Whitby has calculated that the £7-10bn east–west rail link will result in a cost per seat of around £30,000. He says that this money should be spent on housing projects in the centre of London instead, and could make sites that are currently unviable more attractive to developers. Investing in a high-speed suburban railway, he argues, will encourage the wealthy to commute from the outskirts of London, leaving the centre to be inhabitated by a "sub-class".
Crossrail is still a long way from being realised. The Treasury is reported to be willing to contribute only £2bn of taxpayers’ money to the project leaving around a £8bn shortfall. Livingstone recently gave funding a boost by announcing that future ticket revenue could be used to repay construction costs.
Big businesses in London are also likely to accept a levy on their business rates to help fund Crossrail, but only if it reaches Heathrow. Council tax payers may also be asked to dig deep into their pockets to get things moving, which won't be popular if double-digit council tax inflation continues.
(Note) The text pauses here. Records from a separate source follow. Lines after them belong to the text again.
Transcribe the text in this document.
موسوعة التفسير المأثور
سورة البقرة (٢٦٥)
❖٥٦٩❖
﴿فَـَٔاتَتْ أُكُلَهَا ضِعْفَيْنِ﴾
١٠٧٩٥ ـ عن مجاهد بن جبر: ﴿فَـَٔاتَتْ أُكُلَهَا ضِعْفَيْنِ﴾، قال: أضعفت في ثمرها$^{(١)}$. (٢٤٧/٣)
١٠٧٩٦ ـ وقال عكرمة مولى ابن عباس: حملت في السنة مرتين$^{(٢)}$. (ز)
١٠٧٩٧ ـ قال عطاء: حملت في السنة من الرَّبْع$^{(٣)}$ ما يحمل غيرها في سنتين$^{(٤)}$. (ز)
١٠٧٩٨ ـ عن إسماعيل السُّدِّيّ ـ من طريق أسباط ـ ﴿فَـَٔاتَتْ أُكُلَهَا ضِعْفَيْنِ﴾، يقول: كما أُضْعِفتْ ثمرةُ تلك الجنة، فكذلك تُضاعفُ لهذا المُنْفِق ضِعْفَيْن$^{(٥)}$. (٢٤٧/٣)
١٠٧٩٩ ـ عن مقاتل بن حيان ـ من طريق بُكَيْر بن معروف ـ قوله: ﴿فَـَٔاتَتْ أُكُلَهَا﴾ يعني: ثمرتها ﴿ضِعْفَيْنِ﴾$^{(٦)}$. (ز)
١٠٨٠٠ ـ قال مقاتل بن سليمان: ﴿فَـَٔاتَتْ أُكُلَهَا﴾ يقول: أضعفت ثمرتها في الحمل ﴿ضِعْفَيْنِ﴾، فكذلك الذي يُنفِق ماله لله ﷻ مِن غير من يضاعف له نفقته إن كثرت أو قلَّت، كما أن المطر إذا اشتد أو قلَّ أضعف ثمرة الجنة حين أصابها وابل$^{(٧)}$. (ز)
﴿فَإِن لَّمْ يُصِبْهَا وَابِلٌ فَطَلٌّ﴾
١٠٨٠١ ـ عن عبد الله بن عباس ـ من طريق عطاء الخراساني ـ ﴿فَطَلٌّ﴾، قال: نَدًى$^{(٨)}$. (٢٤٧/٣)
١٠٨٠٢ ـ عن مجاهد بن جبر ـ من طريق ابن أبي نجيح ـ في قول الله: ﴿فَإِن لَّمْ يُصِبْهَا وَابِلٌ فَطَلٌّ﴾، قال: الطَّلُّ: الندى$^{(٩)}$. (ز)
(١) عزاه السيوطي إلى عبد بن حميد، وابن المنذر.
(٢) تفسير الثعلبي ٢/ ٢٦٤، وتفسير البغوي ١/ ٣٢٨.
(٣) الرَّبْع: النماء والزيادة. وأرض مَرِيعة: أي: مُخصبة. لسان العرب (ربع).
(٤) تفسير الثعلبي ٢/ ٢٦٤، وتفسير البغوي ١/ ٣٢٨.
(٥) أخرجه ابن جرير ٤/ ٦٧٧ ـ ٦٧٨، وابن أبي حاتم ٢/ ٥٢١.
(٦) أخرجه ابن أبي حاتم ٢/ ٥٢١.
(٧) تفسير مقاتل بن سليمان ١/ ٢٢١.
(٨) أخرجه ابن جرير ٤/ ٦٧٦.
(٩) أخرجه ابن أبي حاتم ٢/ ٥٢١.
Although the government backs the scheme in principle, it says it won't be in place for the proposed 2012 Olympics in London's East End. The Crossrail route ends in Stratford, the site of the would-be Olympic stadium. Arup Transport has been busy drawing up an Olympic transport study for the Strategic Rail Authority. Shutting down less busy tube stations to increase the cut journey times is thought to be one proposal. In another report for London's submission to the IOC, Arup said that a £225m upgrade of Stratford station would be necessary.
One new rail line that should be in place well in time for any Olympics is the Channel Tunnel Rail Link from Stratford to King's Cross. From 2006, it is set to cut journey times from central London to Stratford to seven minutes. For Mark Whitby one suspects that just one high-speed line will be enough.